In keeping with that policy, the Centers for Medicare & Medicaid Services (CMS) has committed to making its websites and all of its electronic and information technology accessible to the widest possible audience, including individuals with disabilities.
It may sound daunting, but accessibility need not be expensive. Adding captions to video and ALT text to informative images can help and takes only moments. Only slightly more costly is adding transcription for any video offered.
“If a website has not been designed with best practices in mind, accessibility will not happen by accident,” says Bailey. “If a person is blind and alternative text is missing from an image that conveys information, it does not matter what software they have nor how skilled they are.”
Inexpensive or free testing tools can uncover pervasive issues, for example, a recurring unlabeled “Submit” button. Hodges recommends testing with a screen reader and screen magnification. Free screen readers include System Access 2 Go and NVDA for Windows and VoiceOver for OSX (press Command F5 on any OSX machine).
Accessible information also benefits those without disabilities; a fully sighted person using a website under poor lighting conditions or on a compromised display will value the availability of appropriate contrast and sizes of design elements.
And you don’t have to tackle your existing website all at once.
Experts recommend, if an organization is just coming up to speed with accessibility, taking a triaged approach by prioritizing and remediating the parts of your website that are the most popular and that typical customers find the most important. To avoid compounding your problems, set a date by which all new material will be fully accessible. You can then make a plan to fix or remove old content.

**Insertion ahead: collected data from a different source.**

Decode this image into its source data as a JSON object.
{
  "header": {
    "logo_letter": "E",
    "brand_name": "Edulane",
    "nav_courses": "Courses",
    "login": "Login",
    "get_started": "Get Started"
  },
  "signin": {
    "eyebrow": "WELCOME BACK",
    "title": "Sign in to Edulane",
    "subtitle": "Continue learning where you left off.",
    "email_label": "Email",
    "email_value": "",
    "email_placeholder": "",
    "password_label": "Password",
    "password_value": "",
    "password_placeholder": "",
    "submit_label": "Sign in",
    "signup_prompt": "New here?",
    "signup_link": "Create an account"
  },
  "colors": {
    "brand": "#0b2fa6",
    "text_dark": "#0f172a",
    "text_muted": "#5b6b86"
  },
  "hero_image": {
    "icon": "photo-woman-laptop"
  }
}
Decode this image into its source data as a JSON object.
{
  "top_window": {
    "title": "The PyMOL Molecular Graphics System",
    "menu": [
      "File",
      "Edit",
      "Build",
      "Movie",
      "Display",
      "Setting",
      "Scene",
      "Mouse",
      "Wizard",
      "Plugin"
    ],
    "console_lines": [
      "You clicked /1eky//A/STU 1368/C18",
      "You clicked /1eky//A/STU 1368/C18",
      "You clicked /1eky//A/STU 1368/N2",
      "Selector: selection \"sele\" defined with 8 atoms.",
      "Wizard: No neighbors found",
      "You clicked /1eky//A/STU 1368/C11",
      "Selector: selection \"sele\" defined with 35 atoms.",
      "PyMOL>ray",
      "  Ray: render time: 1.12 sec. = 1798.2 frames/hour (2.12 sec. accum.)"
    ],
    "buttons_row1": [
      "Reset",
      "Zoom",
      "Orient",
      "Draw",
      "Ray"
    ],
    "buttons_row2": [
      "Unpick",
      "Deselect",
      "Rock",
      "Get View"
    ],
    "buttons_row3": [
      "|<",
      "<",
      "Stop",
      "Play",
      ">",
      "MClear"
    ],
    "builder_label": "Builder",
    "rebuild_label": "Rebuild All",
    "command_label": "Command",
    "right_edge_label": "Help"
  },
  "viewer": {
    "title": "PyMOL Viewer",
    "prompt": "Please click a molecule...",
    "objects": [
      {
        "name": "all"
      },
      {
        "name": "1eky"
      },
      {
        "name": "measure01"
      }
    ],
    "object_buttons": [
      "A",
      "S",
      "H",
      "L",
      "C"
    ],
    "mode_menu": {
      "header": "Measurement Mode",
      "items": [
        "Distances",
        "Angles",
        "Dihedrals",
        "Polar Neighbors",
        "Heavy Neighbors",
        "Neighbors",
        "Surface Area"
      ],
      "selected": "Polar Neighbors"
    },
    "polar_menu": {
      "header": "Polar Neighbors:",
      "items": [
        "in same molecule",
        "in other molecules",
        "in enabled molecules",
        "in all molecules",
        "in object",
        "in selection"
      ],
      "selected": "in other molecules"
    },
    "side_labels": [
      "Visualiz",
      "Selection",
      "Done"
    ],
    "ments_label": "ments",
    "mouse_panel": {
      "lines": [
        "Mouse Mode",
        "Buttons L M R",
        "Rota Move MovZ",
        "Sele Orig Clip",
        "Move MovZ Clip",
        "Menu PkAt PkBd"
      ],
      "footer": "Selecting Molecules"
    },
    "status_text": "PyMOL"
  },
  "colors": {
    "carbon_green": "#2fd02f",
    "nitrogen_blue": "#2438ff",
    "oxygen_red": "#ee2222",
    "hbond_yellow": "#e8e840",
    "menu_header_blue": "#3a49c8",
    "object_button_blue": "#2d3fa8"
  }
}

“If new content is not important enough to make accessible, it is not important enough to warrant posting,” says Hodges. “If new content is important enough to post, it is important enough to find the resources to make it accessible. This may mean posting less, but it means that what does get posted is of high quality.”
So-called “features” that are particularly problematic for users with disabilities include inaccessible controls that cannot be identified by a screen reader and activated by the enter key; a CAPTCHA with no audio option is also a potential barrier for those using screen readers.
Bailey says he often hears: “None of our customers have disabilities.” Website owners appear to believe this is automatically the case if they haven’t heard otherwise. However, it is perfectly reasonable to assume that customers of the healthcare industry have disabilities that are in proportion to or even exceed the general population.
“Such an attitude almost always tends to be a myth, and those of us in the field like to draw a parallel to the Americans with Disabilities Act and the requirement for curbcuts and ramps,” says the U.S. Access Board’s Bailey. “Businesses complained, ‘But none of our customers use wheelchairs!’ Before curbcuts and ramps, how could they? Accessibility, on the web or on the street, is a civil rights issue!”